Yes, dogs love being off leash, but when taking your dog outdoors you need to keep more than just their happiness in mind. You need to keep them safe and those around them safe as well. Your dog could jump on someone who’s afraid of dogs and make their fears much worse. Or he could excitedly run up to say hello to someone and knock them over. He could also simply rush over to say hello to another dog and scare that dog, even though your dog was just trying to be “friendly.”

So, whether you’re new to Central Oregon or you’ve been in the area a while, knowing the laws surrounding pets is something to review.

Does Deschutes County have a leash law? No, however there is a local “at large” ordinance.

The City of Sisters Code 6.05.010 states:

“At large” means off the premises of the owner while the dog is not under the complete control of the owner or keeper by adequate leash. However, a dog in a duly recognized obedience school on field-training exercise and under the direct supervision of a handler or a dog within a vehicle is not “at large.”

The cities of Bend, Redmond, and Sisters require dog owners to have their dogs leashed while away from the owner’s property, unless the dog is in a designated off-leash area. Dogs are required to be “under the control” of the owner — meaning they don’t have to be on a leash, but they do have to come to you when called.

Lieutenant Chad Davis of the Deschutes County Sheriff’s Office in Sisters told The Nugget, “Your dog has to either be on a leash or he can be under your complete control, meaning he won’t chase a squirrel if one ran by.”

Bottom line: If your dog doesn’t come when you call him 100 percent of the time, he should not be off leash in a public place. Period.

Lt. Davis also noted “When we get a complaint about a dog at large, we try to make contact with the owners, give a warning, and educate them about the code so the person can change the behavior. If it happens again, we will give a citation.”

If you encounter an off-leash dog what can you do to keep yourself and your dog safe?

The main goal is to keep the off-leash dog far enough away from your leashed dog that chaos doesn’t break out. Here are a few tips, starting with the kindest way, to stop a dog in their tracks.

• First and foremost, you should yell loudly to the owner to please leash their dog immediately.

• Sometimes, there is no owner in sight and calling to them does no good. Reach into your treat pouch (carry a treat pouch with snacks), grab a handful of the treats, and throw them directly at the oncoming dog. Sometimes this is tempting enough to stop the dog in their tracks, and you can slowly retreat to safety.

• Using your sternest voice yell to the dog, “No!” or “Go Home!” sometimes “Sit-stay!” works. The goal is to startle them so they will retreat either back to their property or their owner.

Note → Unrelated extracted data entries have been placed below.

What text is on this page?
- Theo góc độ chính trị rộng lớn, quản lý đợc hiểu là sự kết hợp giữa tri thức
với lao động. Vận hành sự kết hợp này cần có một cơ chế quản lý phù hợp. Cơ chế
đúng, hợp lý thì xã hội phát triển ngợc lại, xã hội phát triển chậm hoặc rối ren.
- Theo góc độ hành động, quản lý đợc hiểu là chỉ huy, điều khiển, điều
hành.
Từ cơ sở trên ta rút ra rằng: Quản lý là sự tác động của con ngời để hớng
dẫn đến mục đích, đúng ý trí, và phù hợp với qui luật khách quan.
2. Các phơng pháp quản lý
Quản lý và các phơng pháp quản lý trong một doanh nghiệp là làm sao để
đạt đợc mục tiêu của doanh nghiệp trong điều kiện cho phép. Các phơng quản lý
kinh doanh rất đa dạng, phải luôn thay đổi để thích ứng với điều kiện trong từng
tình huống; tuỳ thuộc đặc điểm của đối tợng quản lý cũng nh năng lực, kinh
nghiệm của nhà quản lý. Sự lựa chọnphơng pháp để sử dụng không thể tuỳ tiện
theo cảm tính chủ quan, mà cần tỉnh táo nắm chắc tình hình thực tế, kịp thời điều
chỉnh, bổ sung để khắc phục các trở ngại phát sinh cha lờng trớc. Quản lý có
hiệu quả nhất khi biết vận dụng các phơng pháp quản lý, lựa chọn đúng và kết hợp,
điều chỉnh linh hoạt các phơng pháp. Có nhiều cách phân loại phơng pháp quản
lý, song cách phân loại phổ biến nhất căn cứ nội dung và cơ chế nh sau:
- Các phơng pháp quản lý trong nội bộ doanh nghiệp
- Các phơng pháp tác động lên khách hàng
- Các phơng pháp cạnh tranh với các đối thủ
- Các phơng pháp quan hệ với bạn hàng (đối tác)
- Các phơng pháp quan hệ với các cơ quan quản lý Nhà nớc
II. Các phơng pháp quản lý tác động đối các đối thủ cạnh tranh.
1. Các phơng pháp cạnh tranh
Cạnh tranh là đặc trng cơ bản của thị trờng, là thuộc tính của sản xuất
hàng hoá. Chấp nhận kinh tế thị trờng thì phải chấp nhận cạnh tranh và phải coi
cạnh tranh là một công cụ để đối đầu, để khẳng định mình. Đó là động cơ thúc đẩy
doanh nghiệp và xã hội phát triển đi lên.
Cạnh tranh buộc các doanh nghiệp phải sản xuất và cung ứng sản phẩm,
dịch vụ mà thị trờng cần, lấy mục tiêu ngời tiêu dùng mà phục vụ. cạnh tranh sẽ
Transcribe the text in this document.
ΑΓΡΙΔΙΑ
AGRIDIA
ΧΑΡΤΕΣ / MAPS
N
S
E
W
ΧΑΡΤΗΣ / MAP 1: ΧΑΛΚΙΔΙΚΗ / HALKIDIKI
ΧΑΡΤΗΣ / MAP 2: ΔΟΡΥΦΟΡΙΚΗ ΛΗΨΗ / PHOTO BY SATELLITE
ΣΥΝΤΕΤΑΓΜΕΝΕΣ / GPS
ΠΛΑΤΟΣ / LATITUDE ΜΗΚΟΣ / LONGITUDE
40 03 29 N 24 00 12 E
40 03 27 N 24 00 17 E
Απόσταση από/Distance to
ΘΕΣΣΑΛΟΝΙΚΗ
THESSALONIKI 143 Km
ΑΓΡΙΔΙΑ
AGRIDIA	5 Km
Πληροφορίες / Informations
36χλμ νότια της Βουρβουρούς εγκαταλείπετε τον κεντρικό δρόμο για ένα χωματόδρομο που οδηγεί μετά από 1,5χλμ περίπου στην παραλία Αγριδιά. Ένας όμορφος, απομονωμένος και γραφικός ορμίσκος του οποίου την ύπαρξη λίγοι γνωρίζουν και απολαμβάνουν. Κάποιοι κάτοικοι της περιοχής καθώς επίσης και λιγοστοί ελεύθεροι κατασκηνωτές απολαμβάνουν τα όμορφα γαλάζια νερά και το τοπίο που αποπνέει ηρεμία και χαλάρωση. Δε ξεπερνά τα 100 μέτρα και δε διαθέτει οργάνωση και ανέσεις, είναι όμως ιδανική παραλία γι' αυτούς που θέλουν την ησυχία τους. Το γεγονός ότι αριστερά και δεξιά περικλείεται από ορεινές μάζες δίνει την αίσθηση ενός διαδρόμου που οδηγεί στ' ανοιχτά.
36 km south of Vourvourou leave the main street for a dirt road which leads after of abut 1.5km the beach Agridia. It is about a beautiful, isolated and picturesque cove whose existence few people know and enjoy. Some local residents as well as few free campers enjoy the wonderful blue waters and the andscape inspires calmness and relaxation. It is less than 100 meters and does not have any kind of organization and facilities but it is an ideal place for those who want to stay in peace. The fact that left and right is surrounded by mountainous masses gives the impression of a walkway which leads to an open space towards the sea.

• You can also carry a carabiner with you and a small slip lead. If you see an off-leash dog approaching and there is no owner, you can attach your dog’s leash to a nearby tree or post. With the carabiner on the handle of your leash, loop it around the tree or post and clip it back to the main section of leash. Then you can try to get close enough to the off-leash dog (if he is friendly enough) to see if he has a tag and call the owner, or you can call animal control.

• When all else fails, and you need to keep yourself and your dog safe, using a product called Spray Shield for dogs can do the trick. This is a small canister that fits on a belt clip or in your pocket. It is similar to pepper spray, but much more humane. This product is citronella-based and can reach up to 10 feet.

The best solution to the problem is for dog owners to simply be responsible and make sure their dog is always properly under control.